Ma quello che più mi ha colpito è quel che succede quando, dopo una lunga sequenza con variazioni, le Tetidi annunciano "Coda! ha fatto coda!" e sfrecciano per la barca inseguendo compiti precisi.
"Coda" è una sequenza precisa di clicks, per loro ben riconoscibile: è come se il capodoglio dicesse (probabilmente lo dice ai compagni) "Bene, io salgo".
Ora siamo chiamati a scrutare una fetta di mare, perché si sa che lui sta arrivando, emergerà in pochi minuti ma non si sa dove sbucherà.
Ecco, tutti sono pronti e silenziosi, e sperano - io lo speravo - di essere il primo ad avvistarlo. Minuti, lunghi sospesi minuti, silenzio assoluto. Minuti che segnano, evidentemente: ci ripenso spesso, sorpreso della persistenza e della intensità del ricordo.
"Ore sei!" grida una voce, vuol dire a poppa, tutti si girano, ma dov'è, non lo vedo, le ragazze di nuovo sfrecciano e hanno in mano macchine fotografiche con lunghi obiettivi, ecco! Lo vedo anch'io, un enorme tronco semisommerso che luccica con violenza nel binocolo, il famoso soffio inclinato - lo sento, sento il respiro -; come è strano, mentre lo guardo so che tra poco se ne andrà e allora cerco di vedere, di vedere più volontariamente del solito, per ricordare.
Mi scuoto perché veniamo dislocati come di consueto, con modi garbati ma fermi, in posizioni che non intralcino le operazioni: lo skipper ha il difficile compito di avvicinarsi all'animale nel modo corretto, che prevede velocità, angolo, esposizione alla luce, distanza e deve poter vedere il mare e le ricercatrici, che lo aiutano con segnali e indicazioni.
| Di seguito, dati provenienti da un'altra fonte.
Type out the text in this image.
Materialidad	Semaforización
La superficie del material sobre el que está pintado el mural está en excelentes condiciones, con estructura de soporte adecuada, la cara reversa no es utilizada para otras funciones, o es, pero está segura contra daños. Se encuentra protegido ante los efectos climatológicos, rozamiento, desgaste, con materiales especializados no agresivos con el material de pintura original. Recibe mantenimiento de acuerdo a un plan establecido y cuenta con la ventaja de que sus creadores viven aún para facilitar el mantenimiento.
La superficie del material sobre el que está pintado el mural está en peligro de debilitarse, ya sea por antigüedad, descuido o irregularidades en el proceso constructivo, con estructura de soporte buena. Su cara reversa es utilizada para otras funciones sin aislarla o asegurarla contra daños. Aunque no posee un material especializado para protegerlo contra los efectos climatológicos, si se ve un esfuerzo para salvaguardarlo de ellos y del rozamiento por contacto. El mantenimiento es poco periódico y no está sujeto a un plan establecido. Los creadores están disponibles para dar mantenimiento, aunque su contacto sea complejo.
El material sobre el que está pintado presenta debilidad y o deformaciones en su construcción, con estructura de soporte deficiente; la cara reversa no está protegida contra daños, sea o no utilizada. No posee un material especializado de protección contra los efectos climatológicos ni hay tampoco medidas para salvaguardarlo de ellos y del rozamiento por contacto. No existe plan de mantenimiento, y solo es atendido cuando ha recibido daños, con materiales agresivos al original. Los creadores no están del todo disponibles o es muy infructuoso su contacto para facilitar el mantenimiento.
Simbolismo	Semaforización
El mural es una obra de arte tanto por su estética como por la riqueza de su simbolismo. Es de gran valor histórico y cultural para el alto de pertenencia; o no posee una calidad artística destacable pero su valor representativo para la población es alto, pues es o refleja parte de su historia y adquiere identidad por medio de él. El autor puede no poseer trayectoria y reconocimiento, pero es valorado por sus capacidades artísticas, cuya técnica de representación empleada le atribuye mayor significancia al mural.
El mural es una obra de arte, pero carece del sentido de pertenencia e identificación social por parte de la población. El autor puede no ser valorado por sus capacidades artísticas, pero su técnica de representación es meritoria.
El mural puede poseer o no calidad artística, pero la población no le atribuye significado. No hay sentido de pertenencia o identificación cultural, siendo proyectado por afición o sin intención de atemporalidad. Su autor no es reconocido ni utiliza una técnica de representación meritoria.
Siamo vicini, ora, tutti sono silenziosi; si sente solo il suo respiro, vedo bene il colore e cerco di registrarlo nella memoria, vedo la discontinuità sul dorso dove c'è la cresta del cranio, i grandi corrugamenti della pelle; si gira sul fianco - ecco! - una lunga striscia azzurrino chiarissimo sott'acqua: è la mandibola.
Continuo a guardare sforzandomi di afferrare quanto più posso, mentre sento le raffiche di scatti delle macchine fotografiche.
Più tardi, davanti ai monitor, mi diranno che l'amico è una vecchia conoscenza: Taccone.